How to Consolidate School Loans

Consolidating school loans means that one lender would actually group together all of your various outstanding loans in one account at a new fixed interest rate. The thing that most people like about the consolidation of their loans together is the fact that they only have to worry about paying one total amount each month and not 4 or 5 bills. Paying more than 1 bill at different times in a month can be quite stressful to keep up with not to mention that people tend to forget about the payment schedules too. This holds true especially for students who have other things in their minds like the school exams or getting a job. So how does one consolidate school loans? Well, below are some very helpful steps.

Of course the first thing you should ask is “What are the Pros and Cons?” In this case, the Pros and Cons of consolidating your school loans depend upon your financial situation. So do consider the fact that when you consolidate school loans, your will be paying a fixed rate. This is good if the rates go up because then yours would remain the same but if the rates suddenly go down and you’re still paying the same fixed rate, you might find yourself paying a higher rate than what the usual is. So study the rise and fall of the rates if you think that they’ll still be in your favor by the time you finish paying the loan then go for it.

Before you can actually consolidate school loans, make sure that they can be consolidated. Consolidation is available for most of the federal loans including the FFELP (Stafford, Plus and SLS loans), Perkins, FISL, Health professional student loans, HEAL, NSL, Direct loans as well as Guaranteed loans.
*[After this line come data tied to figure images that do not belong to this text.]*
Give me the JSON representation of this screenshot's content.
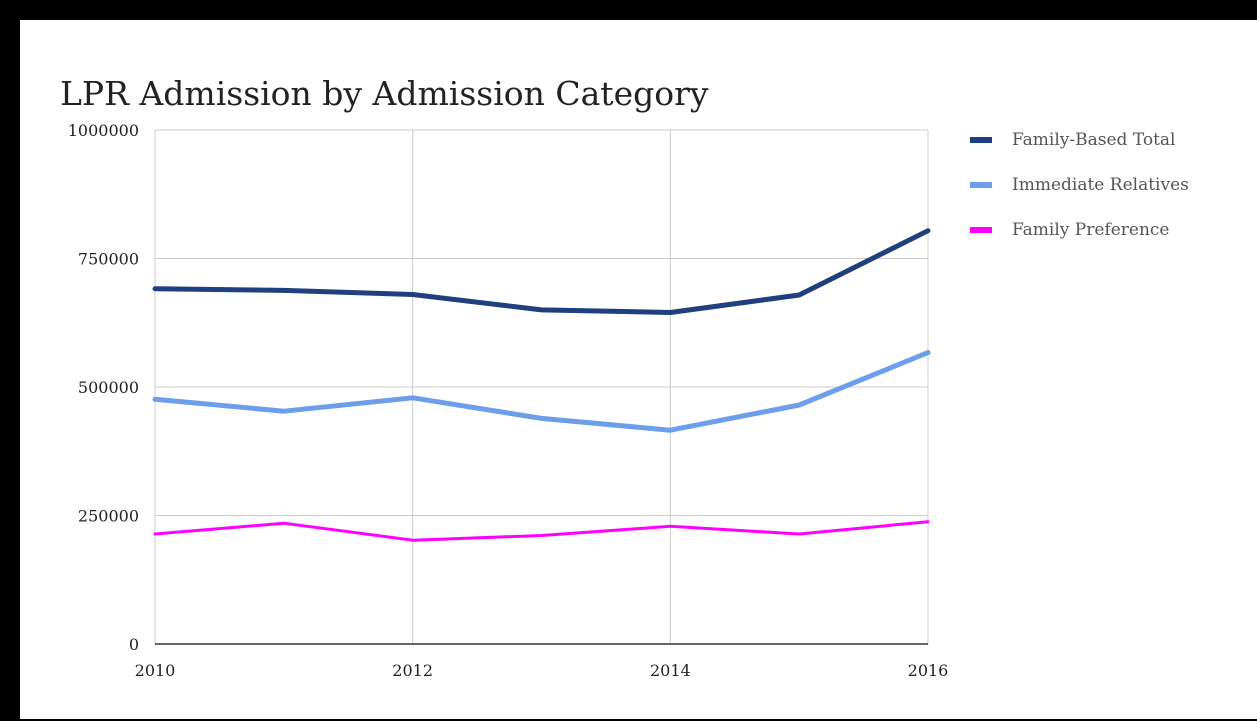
{
  "chart_data": {
    "type": "line",
    "title": "LPR Admission by Admission Category",
    "xlabel": "",
    "ylabel": "",
    "x": [
      2010,
      2011,
      2012,
      2013,
      2014,
      2015,
      2016
    ],
    "x_ticks": [
      "2010",
      "2012",
      "2014",
      "2016"
    ],
    "y_ticks": [
      "0",
      "250000",
      "500000",
      "750000",
      "1000000"
    ],
    "ylim": [
      0,
      1000000
    ],
    "xlim": [
      2010,
      2016
    ],
    "grid": true,
    "legend_position": "right",
    "series": [
      {
        "name": "Family-Based Total",
        "color": "#1f3f7f",
        "values": [
          691000,
          688000,
          680000,
          650000,
          645000,
          679000,
          804000
        ]
      },
      {
        "name": "Immediate Relatives",
        "color": "#6d9eeb",
        "values": [
          476000,
          453000,
          479000,
          439000,
          416000,
          465000,
          567000
        ]
      },
      {
        "name": "Family Preference",
        "color": "#ff00ff",
        "values": [
          214000,
          235000,
          202000,
          211000,
          229000,
          214000,
          238000
        ]
      }
    ]
  }
}
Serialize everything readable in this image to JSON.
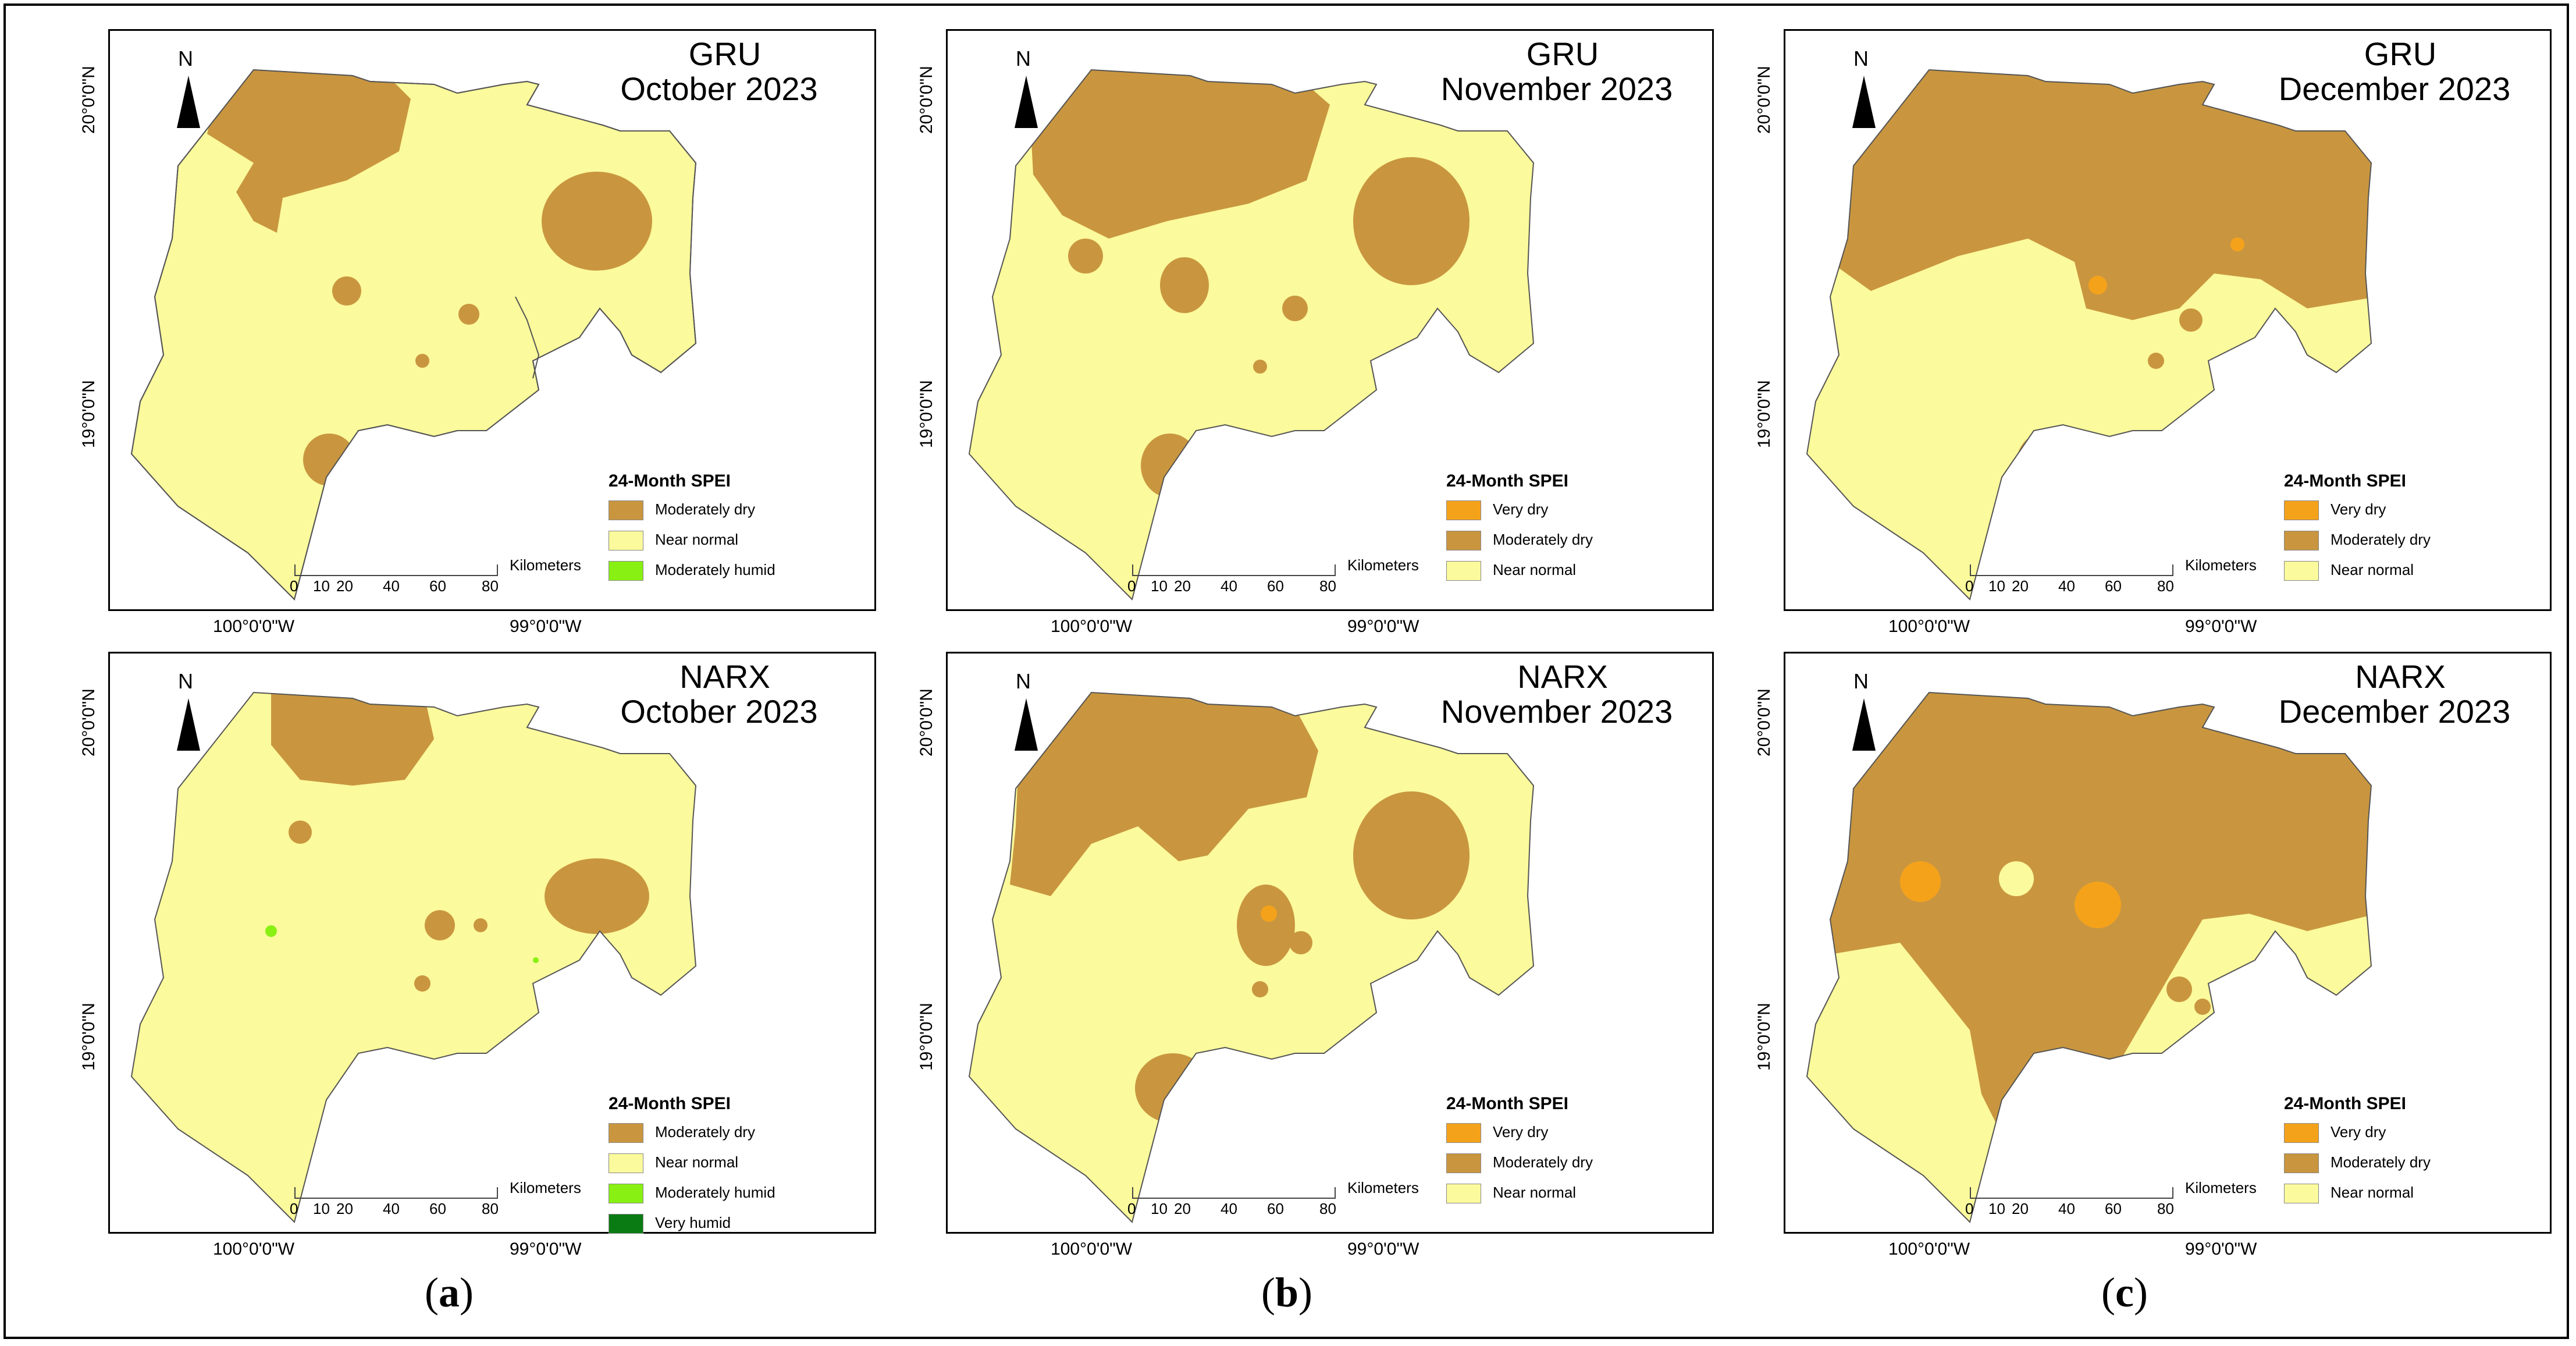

Also available for people who private student loans is the private consolidation options. If you do choose to go through with consolidating your school loans, take note of the fact that you might be paying more when you bring it to a total. This is because when you opt to consolidate, you are extending the life of your loan.

So how much can you save when you decide to consolidate school loans? Well, that depends on the interest that you’ll get as well as whether you choose to have an extension on your payment plan or not. There are some companies that would tell you that you can reduce the monthly payments you make by about 54%. However, the only way you can actually reduce your monthly payments by that much is to extend you existing repayment plan. Typically, you are given about 10 years to repay a student loan but depending on the total amount of the loans that you are getting consolidated you can extend the 10 years even further. Thus lengthening the time you have to pay off your entire debt but you’ll end up paying more in terms of interest. Do take note that there are no penalties for pre-payments so if you come by some extra money, you can opt to pay off your debt earlier than scheduled.